Scientists are enthusiastic about the prospect of having the full range of these two monuments protected once again. National monuments play a crucial role in maintaining the integrity of archaeological sites in the American West and preserving important Native American artifacts. Over 3,500 paleontological sites have been discovered in Grand Staircase-Escalante National Monument since 1996, and that number reflects only a small fraction of the monument having been inventoried to date. Restored, we have the capacity to preserve a scientific and historical record that exists nowhere else on Earth.
The former president’s dismantling of Bears Ears and Grand Staircase was also a blow to the businesspeople who make a living in the Escalante-Boulder region. Three new lodging facilities had just opened, and two more were under construction to accommodate increasing visitation to Escalante. We had been building for more than two decades since the birth of Grand Staircase-Escalante, and suddenly our economic health was at risk.

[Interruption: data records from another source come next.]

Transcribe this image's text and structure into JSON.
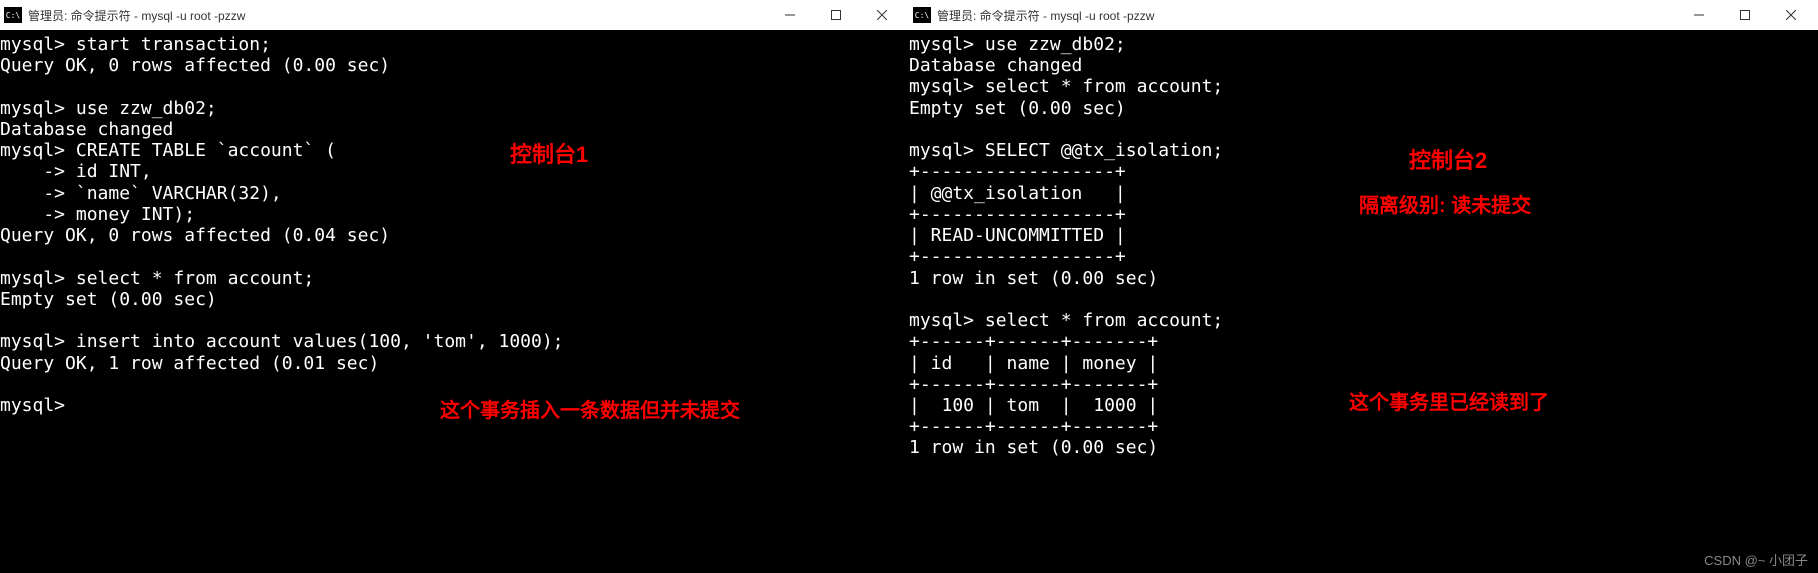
{
  "window1": {
    "title": "管理员: 命令提示符 - mysql  -u root -pzzw",
    "icon_text": "C:\\",
    "terminal_content": "mysql> start transaction;\nQuery OK, 0 rows affected (0.00 sec)\n\nmysql> use zzw_db02;\nDatabase changed\nmysql> CREATE TABLE `account` (\n    -> id INT,\n    -> `name` VARCHAR(32),\n    -> money INT);\nQuery OK, 0 rows affected (0.04 sec)\n\nmysql> select * from account;\nEmpty set (0.00 sec)\n\nmysql> insert into account values(100, 'tom', 1000);\nQuery OK, 1 row affected (0.01 sec)\n\nmysql>",
    "annotation1": "控制台1",
    "annotation2": "这个事务插入一条数据但并未提交"
  },
  "window2": {
    "title": "管理员: 命令提示符 - mysql  -u root -pzzw",
    "icon_text": "C:\\",
    "terminal_content": "mysql> use zzw_db02;\nDatabase changed\nmysql> select * from account;\nEmpty set (0.00 sec)\n\nmysql> SELECT @@tx_isolation;\n+------------------+\n| @@tx_isolation   |\n+------------------+\n| READ-UNCOMMITTED |\n+------------------+\n1 row in set (0.00 sec)\n\nmysql> select * from account;\n+------+------+-------+\n| id   | name | money |\n+------+------+-------+\n|  100 | tom  |  1000 |\n+------+------+-------+\n1 row in set (0.00 sec)",
    "annotation1": "控制台2",
    "annotation2": "隔离级别: 读未提交",
    "annotation3": "这个事务里已经读到了"
  },
  "watermark": "CSDN @~ 小团子"
}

Grand Staircase-Escalante has also created diversity in our economy. Software professionals who work remotely, retirees and farmers have all been drawn to this area where they invest economically and in the futures of their families. While many factors play a part in a region’s growth, the small family-owned businesses in our gateway communities can attribute much of their success to the nearby Grand Staircase-Escalante National Monument — a protected landscape that attracts visitors from around the world.
For the past four years, outdoor recreation, Indigenous values and the economic health of local communities have taken a back seat to the former president’s drive for energy dominance. Such threats to outstanding landscapes from industry and development are exactly why Theodore Roosevelt signed the original Antiquities Act in 1906. Roosevelt believed that some places should be left untouched, where drilling should not be allowed and fossil fuels, and notions of “energy dominance” should take second place. He would surely approve of full protection for Bears Ears and Grand Staircase.
No national monument should be undone by a subsequent president. We must make sure to permanently secure this wisdom that keeps our national monuments safe for the long-term preservation of these irreplaceable landscapes.
John Holland is the board president of Grand Staircase Escalante Partners and resides in Tropic, Garfield County.